Das Klerikerdiensrecht des kirchlichen Gesetzbuches listet eine Vielzahl von Klerikerpflichten auf, bietet aber prozedural wenige oder gar keine Verfahren an, wie mit ihnen umgegangen werden soll. Dies führt in der Praxis dazu, dass zum einen von Seiten der bischöflichen Behörden recht willkürlich und situativ sehr unterschiedlich mit vergleichbaren Pflichtverletzungen umgegangen wird und andererseits dazu, dass ein solches klerikales Fehlverhalten nicht selten folgenlos bleibt zum Schaden der Gläubigen.
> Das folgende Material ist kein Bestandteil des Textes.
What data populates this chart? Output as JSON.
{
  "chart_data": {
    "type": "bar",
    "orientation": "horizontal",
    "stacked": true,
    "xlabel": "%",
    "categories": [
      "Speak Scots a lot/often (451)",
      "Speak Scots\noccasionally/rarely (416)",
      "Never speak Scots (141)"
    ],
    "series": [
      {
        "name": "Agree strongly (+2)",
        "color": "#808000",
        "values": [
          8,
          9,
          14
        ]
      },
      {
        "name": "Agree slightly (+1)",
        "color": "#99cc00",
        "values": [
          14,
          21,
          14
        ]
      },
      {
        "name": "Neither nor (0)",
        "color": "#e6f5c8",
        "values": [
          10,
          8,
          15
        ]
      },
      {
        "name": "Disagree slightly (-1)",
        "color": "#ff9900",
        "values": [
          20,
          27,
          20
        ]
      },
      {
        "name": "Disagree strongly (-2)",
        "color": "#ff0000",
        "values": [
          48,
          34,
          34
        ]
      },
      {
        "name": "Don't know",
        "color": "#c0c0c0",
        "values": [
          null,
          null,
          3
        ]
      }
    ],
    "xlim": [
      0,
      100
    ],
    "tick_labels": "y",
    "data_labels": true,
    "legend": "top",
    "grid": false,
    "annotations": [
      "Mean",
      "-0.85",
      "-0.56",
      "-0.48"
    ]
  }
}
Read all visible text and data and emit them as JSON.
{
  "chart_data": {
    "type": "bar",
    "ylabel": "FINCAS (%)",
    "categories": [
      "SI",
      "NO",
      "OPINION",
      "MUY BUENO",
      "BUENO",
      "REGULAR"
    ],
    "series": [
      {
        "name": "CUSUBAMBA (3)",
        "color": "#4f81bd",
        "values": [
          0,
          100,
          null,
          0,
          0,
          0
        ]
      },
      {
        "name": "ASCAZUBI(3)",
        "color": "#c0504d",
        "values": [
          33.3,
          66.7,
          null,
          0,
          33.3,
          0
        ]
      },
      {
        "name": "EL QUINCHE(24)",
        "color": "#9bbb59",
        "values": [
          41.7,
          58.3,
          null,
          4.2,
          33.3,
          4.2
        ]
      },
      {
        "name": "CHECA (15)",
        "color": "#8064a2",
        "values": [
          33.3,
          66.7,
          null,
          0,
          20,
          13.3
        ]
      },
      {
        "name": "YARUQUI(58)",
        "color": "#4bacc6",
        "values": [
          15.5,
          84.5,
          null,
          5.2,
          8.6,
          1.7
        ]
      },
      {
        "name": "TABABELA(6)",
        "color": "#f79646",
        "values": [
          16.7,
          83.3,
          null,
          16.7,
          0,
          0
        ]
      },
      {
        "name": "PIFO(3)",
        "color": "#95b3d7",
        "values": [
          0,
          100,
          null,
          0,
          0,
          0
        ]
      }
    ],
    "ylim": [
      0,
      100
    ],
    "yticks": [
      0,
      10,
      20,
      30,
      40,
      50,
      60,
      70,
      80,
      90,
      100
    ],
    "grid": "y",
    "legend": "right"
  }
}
Der Bischof von Münster füllt nun diese offenkundigen Lücken prozedural wie in der Sache. Dazu gehört aber auch, dass involvierte Kleriker das Recht auf einen Rechtsbeistand haben und Entscheidungen der Kammern begründungspflichtig sind. Kurzum: Die Rechtssicherheit auf beiden Seiten (Bischof und Kleriker) wird erhöht, was sich unter anderem durch die Verpflichtung zur Ahndung auf der einen Seite und das Verteidigungsrecht auf der anderen Seite ausdrückt.